Dr. Gordon A. Francis
Project Title: The role of smooth muscle cell metabolism of amyloid beta in cerebral amyloid angiopathy
Co-funding partner: Alzheimer Society of Canada
Grant Duration: 2019-2021 (two years)
Lay Summary:
The research goal of this project is to understand how the harmful protein, amyloid beta, deposits in blood vessels of the brain, leading to dementia.
A key change in the brains of individuals with Alzheimer’s and other forms of dementia is the accumulation of amyloid beta in arteries, in regions normally occupied by smooth muscle cells, the main cell type in arteries.
This research will examine why smooth muscle cells have difficulty breaking down this protein compared to other brain cells, microglial cells. This study will be conducted by using smooth muscle and microglial cells in dishes and using sections of brain tissue donated from autopsies of patients who did or did not have dementia. By understanding why smooth muscle cells fail to degrade this harmful protein it is hoped that this can be prevented to reduce the incidence of Alzheimer’s and other dementias.
Final Report(s):
What did we learn?
Leakage of blood vessels in the brain due to build up the protein amyloid beta is thought to be a significant cause of dementia in both Alzheimer’s disease and vascular dementia. In the blood vessels there is loss of smooth muscle cells (SMCs), the main cell type in arteries, and replacement of these cells by the amyloid beta protein, which is thought to lead to the leakiness. We posed the hypothesis that SMCs have a defect in their ability to take up and remove amyloid beta when compared to the major “garbage removal” cell type in brain, a form of white blood cell called microglial cells. Our research supported by the CLEAR Foundation has found that SMCs have a defect in the ability to take up amyloid beta, and a defect in their ability to move amyloid beta to sites of degradation within the cell, when compared to the microglial cells that are capable of performing these processes. We believe that these defects lead to accumulation of amyloid beta around the SMCs, which ultimately leads to death of the SMCs. Further experiments are being performed to confirm these results for publication.

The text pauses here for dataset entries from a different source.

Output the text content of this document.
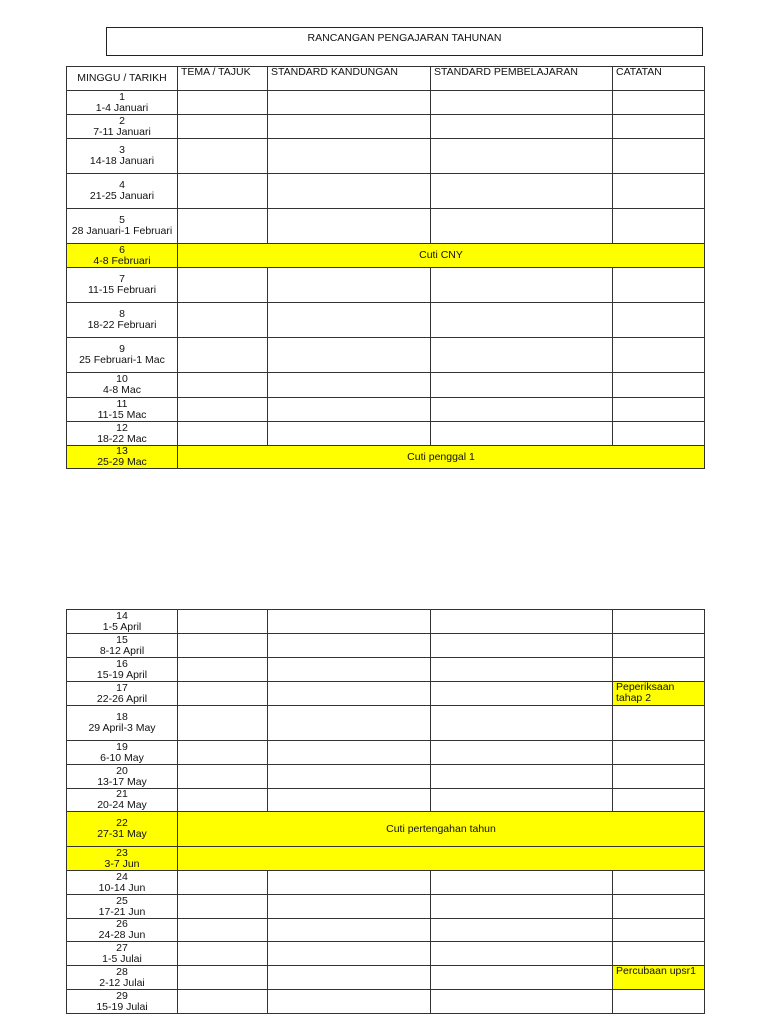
RANCANGAN PENGAJARAN TAHUNAN
MINGGU / TARIKH	TEMA / TAJUK	STANDARD KANDUNGAN	STANDARD PEMBELAJARAN	CATATAN

1
1-4 Januari				

2
7-11 Januari				

3
14-18 Januari				

4
21-25 Januari				

5
28 Januari-1 Februari				

6
4-8 Februari	Cuti CNY			

7
11-15 Februari				

8
18-22 Februari				

9
25 Februari-1 Mac				

10
4-8 Mac				

11
11-15 Mac				

12
18-22 Mac				

13
25-29 Mac	Cuti penggal 1			
14
1-5 April				

15
8-12 April				

16
15-19 April				

17
22-26 April				Peperiksaan tahap 2

18
29 April-3 May				

19
6-10 May				

20
13-17 May				

21
20-24 May				

22
27-31 May	Cuti pertengahan tahun			

23
3-7 Jun				

24
10-14 Jun				

25
17-21 Jun				

26
24-28 Jun				

27
1-5 Julai				

28
2-12 Julai				Percubaan upsr1

29
15-19 Julai				
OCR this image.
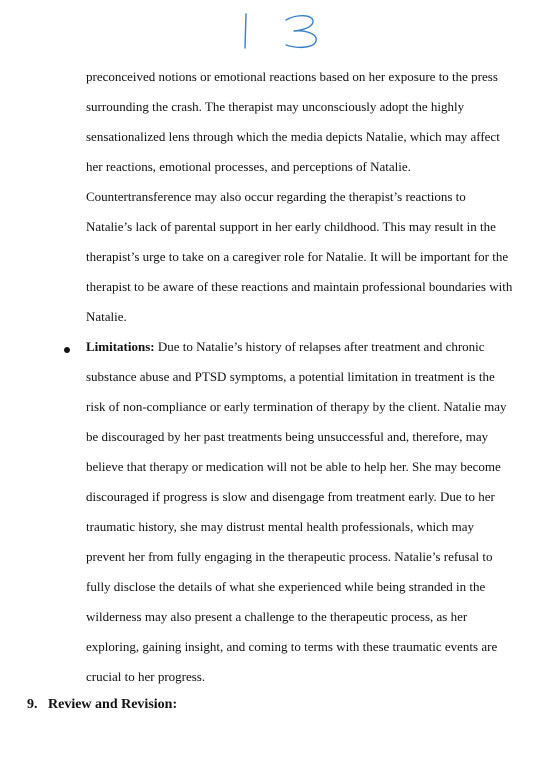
preconceived notions or emotional reactions based on her exposure to the press
surrounding the crash. The therapist may unconsciously adopt the highly
sensationalized lens through which the media depicts Natalie, which may affect
her reactions, emotional processes, and perceptions of Natalie.
Countertransference may also occur regarding the therapist’s reactions to
Natalie’s lack of parental support in her early childhood. This may result in the
therapist’s urge to take on a caregiver role for Natalie. It will be important for the
therapist to be aware of these reactions and maintain professional boundaries with
Natalie.
Limitations: Due to Natalie’s history of relapses after treatment and chronic
substance abuse and PTSD symptoms, a potential limitation in treatment is the
risk of non-compliance or early termination of therapy by the client. Natalie may
be discouraged by her past treatments being unsuccessful and, therefore, may
believe that therapy or medication will not be able to help her. She may become
discouraged if progress is slow and disengage from treatment early. Due to her
traumatic history, she may distrust mental health professionals, which may
prevent her from fully engaging in the therapeutic process. Natalie’s refusal to
fully disclose the details of what she experienced while being stranded in the
wilderness may also present a challenge to the therapeutic process, as her
exploring, gaining insight, and coming to terms with these traumatic events are
crucial to her progress.
9.   Review and Revision:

Why is this knowledge important?
We believe these results provide a major clue as to how the loss of brain artery SMCs occurs, leading the leakiness of brain blood vessels that is one of the causes of loss of brain function in Alzheimer’s Disease and vascular dementia. By identifying this defect it opens up a new pathway to attempt to reduce amyloid collection around the SMCs, or to discover novel treatments that would increase amyloid beta removal by brain SMCs.
What are the next steps?
We will confirm our results with further cell culture experiments prior to submitting these findings for publication. An additional line of studies would be to determine the relative toxicity of increasing concentrations of amyloid beta on SMCs in culture and the time course of this toxicity (hours, days, weeks).